What is the difference between Trauma vs PTSD

Trauma in it self is not an uncommon experience and can occur at different periods of our lives; either through a direct personal incident or witnessing an incident or event. Although trauma and PTSD is closely associated, not all traumatic incidents advance into PTSD. However if you have been diagnosed with PTSD, you must have experienced some event that has traumatised you in some way.

 

The harshness of the trauma is not the main criteria for PTSD event; it is identified by the severity and the length of the symptoms. If we look at a traumatic event, we see that the mind and the body have undergone some unfamiliar blow, upset or disturbance or shock.

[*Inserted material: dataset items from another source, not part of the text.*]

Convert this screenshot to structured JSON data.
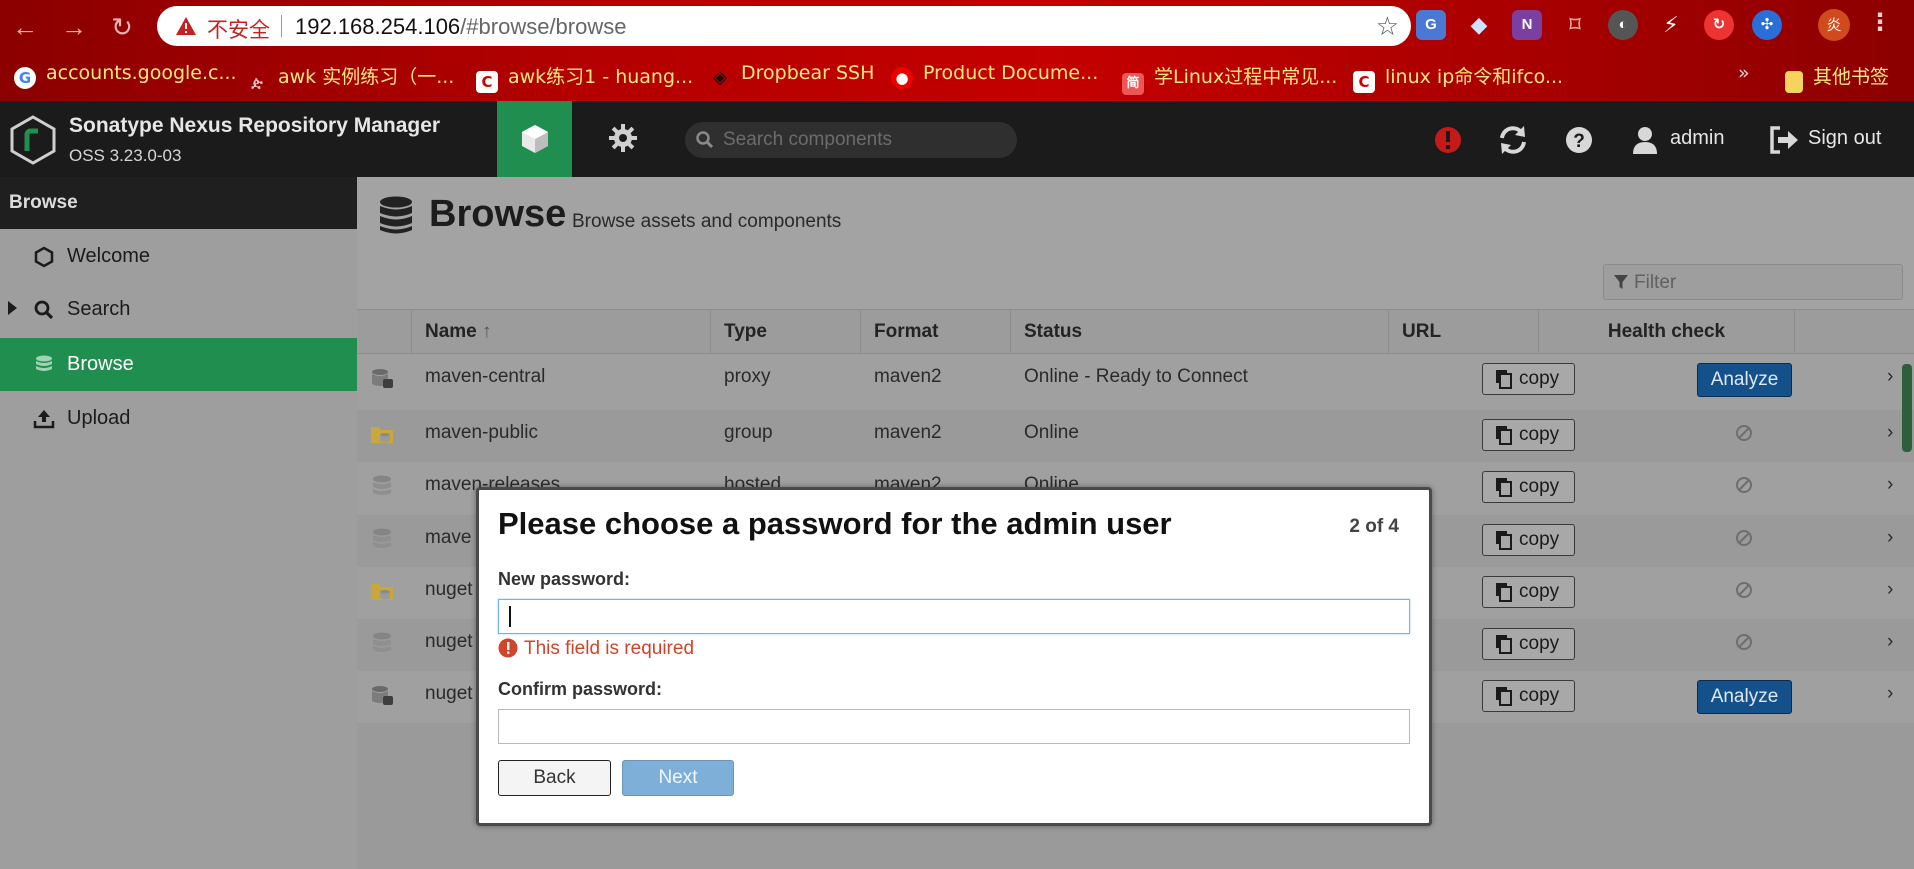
{
  "browser": {
    "insecure_label": "不安全",
    "url_host": "192.168.254.106",
    "url_path": "/#browse/browse",
    "profile_initial": "炎",
    "bookmarks": [
      {
        "label": "accounts.google.c..."
      },
      {
        "label": "awk 实例练习（一..."
      },
      {
        "label": "awk练习1 - huang..."
      },
      {
        "label": "Dropbear SSH"
      },
      {
        "label": "Product Docume..."
      },
      {
        "label": "学Linux过程中常见..."
      },
      {
        "label": "linux ip命令和ifco..."
      },
      {
        "label": "其他书签"
      }
    ],
    "overflow": "»"
  },
  "header": {
    "title": "Sonatype Nexus Repository Manager",
    "version": "OSS 3.23.0-03",
    "search_placeholder": "Search components",
    "user": "admin",
    "sign_out": "Sign out"
  },
  "sidebar": {
    "heading": "Browse",
    "items": [
      {
        "label": "Welcome"
      },
      {
        "label": "Search"
      },
      {
        "label": "Browse"
      },
      {
        "label": "Upload"
      }
    ]
  },
  "page": {
    "title": "Browse",
    "subtitle": "Browse assets and components",
    "filter_placeholder": "Filter"
  },
  "grid": {
    "columns": [
      "Name",
      "Type",
      "Format",
      "Status",
      "URL",
      "Health check"
    ],
    "sort_indicator": "↑",
    "copy_label": "copy",
    "analyze_label": "Analyze",
    "rows": [
      {
        "name": "maven-central",
        "type": "proxy",
        "format": "maven2",
        "status": "Online - Ready to Connect",
        "kind": "proxy",
        "health": "analyze"
      },
      {
        "name": "maven-public",
        "type": "group",
        "format": "maven2",
        "status": "Online",
        "kind": "group",
        "health": "none"
      },
      {
        "name": "maven-releases",
        "type": "hosted",
        "format": "maven2",
        "status": "Online",
        "kind": "hosted",
        "health": "none"
      },
      {
        "name": "mave",
        "type": "",
        "format": "",
        "status": "",
        "kind": "hosted",
        "health": "none"
      },
      {
        "name": "nuget",
        "type": "",
        "format": "",
        "status": "",
        "kind": "group",
        "health": "none"
      },
      {
        "name": "nuget",
        "type": "",
        "format": "",
        "status": "",
        "kind": "hosted",
        "health": "none"
      },
      {
        "name": "nuget",
        "type": "",
        "format": "",
        "status": "",
        "kind": "proxy",
        "health": "analyze"
      }
    ]
  },
  "modal": {
    "title": "Please choose a password for the admin user",
    "step": "2 of 4",
    "new_password_label": "New password:",
    "new_password_value": "",
    "error": "This field is required",
    "confirm_password_label": "Confirm password:",
    "confirm_password_value": "",
    "back_label": "Back",
    "next_label": "Next"
  },
  "colors": {
    "accent_green": "#1f8e4f",
    "analyze_blue": "#14508a",
    "error_red": "#d0442a",
    "chrome_red": "#b30000"
  }
}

Almost everybody has experienced at least to some degree this experience.

 

The primary difference between trauma and PTSD is the severity and length of the symptoms. Following a traumatic event, the mind and the body are in shock and almost everyone experiences at least some of the symptoms of PTSD. It may have been a nightmare, a near accident or a fearful event causing anxiety followed by repetitious thoughts about the event.

 

This replay is the way the mind and body eventually rationalises these events. For most people these replays will ultimately run their course and eventually the mind will over some weeks, distance it self from the event until ultimately the symptoms gradually dissipate; this is Normal Response to Trauma (NRT). The distinction with PTSD is that the symptoms don’t decrease and people will continue feeling worse.

 

Traumatic events that can result in PTSD

Anyone could suffer from PTSD as a result of an event which could include:

Natural disasters, War or terrorism, Rape, Motor vehicle accidents, Physical and sexual assault, Plane crashes, Sudden death of a loved one, Abduction, Childhood neglect etc.

 

Symptoms of PTSD

The symptoms of PTSD occur when a survivor of trauma becomes stuck and can not return to normality and the symptoms become worse over time such as:

 

  • Nightmares and flashbacks of the experience
  • Have trouble sleeping
  • May feel detached or estranged from life and family.
  • Phasing out and loosing time
  • Intense physical reactions to reminders of the event (e.g. pounding heart, rapid breathing, nausea, muscle tension, sweating)
  • Avoidance of activities, places and numbing symptoms when confronted by activities and thoughts that remind us of this event
  • A lack of interest in life, activities and isolation from people

 

Arousal Symptoms Include

  • Feeling anxious, on guard, irritable, being easily startled, hypervigilant, and difficulty concentrating.
  • Depression, feeling alienated and alone, substance abuse, anger, guilt – shame or self-blame, suicidal thoughts, cognition problems, physical aches and pains, addictions, breakdowns in family life, divorce, social life, occupational instability, difficulties in parenting and a dampness in response to pleasure

 

Some times symptoms can take weeks, months, or even years before they appear. The problem with PTSD is that if it is not treated as it is identified it begins to inhibit and reduce our rational neuron growth, these neurons are destroyed by stress hormones when we relive the fear of these experiences, rather than growing through rational experiences (just like a muscle that is extended, it grows).

 

The less you use and exercise the need for this neuron growth; the more they start to diminish, and in this case, rather severely through the added repetitious stress caused by the enactment of the horror associated with the event.